特に事業をやるときはDSが何人集まっても収益にならない(自分だけでいい)わけで、異なる職能を巻き込む力が必須。
結局、確率論の原理がわかっていた方が、うまく統計値を読めるのと同じで、人が集まる仕組みが解っていた方が、うまく人を巻き込むことができる。
だから極論、ひとりで上手く切り出された課題についてのデータサイエンスだけしたい・・・という人はのぞいて、ほとんどの人に事業会社在籍経験は**生涯仲間人数**を増やすような働きをすると思う。
メリット③知識
これは今の時点で考えていることではないと思うが、データサイエンティストを辞めたくなったり、巨大AIがシンギュラリティに到達して、人間程度のデータサイエンス能力が無価値になった場合、ドメイン知識に強いと簡単にキャリアチェンジできる。
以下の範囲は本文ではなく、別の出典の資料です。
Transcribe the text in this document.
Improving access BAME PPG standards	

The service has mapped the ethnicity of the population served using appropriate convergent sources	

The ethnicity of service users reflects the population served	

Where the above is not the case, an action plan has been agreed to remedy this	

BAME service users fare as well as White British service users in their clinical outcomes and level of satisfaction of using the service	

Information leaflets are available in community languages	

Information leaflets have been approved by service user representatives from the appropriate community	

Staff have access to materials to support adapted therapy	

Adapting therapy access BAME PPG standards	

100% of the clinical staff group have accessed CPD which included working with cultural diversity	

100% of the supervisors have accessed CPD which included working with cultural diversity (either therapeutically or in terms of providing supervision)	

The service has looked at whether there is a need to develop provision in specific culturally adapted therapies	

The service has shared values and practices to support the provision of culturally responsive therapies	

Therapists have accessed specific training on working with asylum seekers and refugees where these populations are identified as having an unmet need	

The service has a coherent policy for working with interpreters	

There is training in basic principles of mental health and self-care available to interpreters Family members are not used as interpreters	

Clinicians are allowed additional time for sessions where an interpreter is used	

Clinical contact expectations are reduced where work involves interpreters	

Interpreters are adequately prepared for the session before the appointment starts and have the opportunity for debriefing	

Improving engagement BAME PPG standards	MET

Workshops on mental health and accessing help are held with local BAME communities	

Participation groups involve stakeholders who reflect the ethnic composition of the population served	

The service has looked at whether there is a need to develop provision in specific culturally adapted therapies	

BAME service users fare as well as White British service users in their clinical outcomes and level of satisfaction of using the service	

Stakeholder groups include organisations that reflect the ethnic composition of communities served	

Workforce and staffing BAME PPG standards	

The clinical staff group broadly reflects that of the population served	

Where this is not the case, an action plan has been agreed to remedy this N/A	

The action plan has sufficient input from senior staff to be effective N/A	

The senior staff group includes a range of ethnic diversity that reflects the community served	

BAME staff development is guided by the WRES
例えば小売であれば3C的な知識。小売と卸とメーカーの関係や、幅広い商品知識、マーチャンダイジング活動を遂行するための自社業務フローに関する知識、あと消費者動向の知識が重要である。
動画配信サービスであればやはり3C的な知識。世の中にある全動画サービスの機能的な差別化要因や、マーケティング訴求力の差異、開発体制、技術ポートフォリオ、IPホルダーや製作委員会やタレント・芸能事務所についての知識、動画小売のマーチャンダイジング活動を遂行するための自社業務フローに関する知識、緊急対応の体制づくり、あと消費者動向の知識が重要である。
結局、SGDの原理がわかっていた方が、うまくバッチサイズや学習率を調整できるのと同じで、ドメイン知識がわかっていた方が、柔軟な問題設定や問題解決ができる。
あとまぁ、お金のところにも該当するが簿記ができないと話にならない。周りは割とできるし、英語以上に重要な公用語と言える。
自分だとデータサイエンスをやらなくても、いつでも小売店員・小売本部・動画配信関連・リボン図ビジネスあたりには就職できる。
また、周りでDSを辞めて事業にフルコミットしてる人間もいる。これは事業会社のローテーションのようなものに過ぎないのかも知れない。個人的にはDSが事業フルコミットになっていくのは良い事だと思う。
だから極論、データサイエンスを出来ないならもう働かないでござる・・・という人はのぞいて、ほとんどの人に事業会社在籍経験は**保険**を増やすような働きをすると思う。
デメリット
事業会社所属以外の経験があまりないので、よくわからない。専門家になりたい人生だった・・・
ただ、総合職なのでデータサイエンティスト採用でも初期配属が営業とか、工場とかは聞いたことある。本人は嫌がって会社辞めてた※個人の感想です
具体的なキャリアのスタート方法
事業とひとくちに言ってもいろいろ仕事があるが、もしかしたら10種類ぐらいしかないのではないか。
これ以外の仕事の分野、例えば広報などでデータサイエンスしている人にはまだ会ったことがない。
最終的には、起業、という事になるだろう
儲かっているかは知らんけど、周りで起業してるDSはやはり事業出身が多い。
おわりに
事業というものは成立自体が尊いことで僕は好きなんですよね。
人が集まってお金が動く、ということはクラメールラオの式が成立するぐらい不思議でかつ当たり前なことで。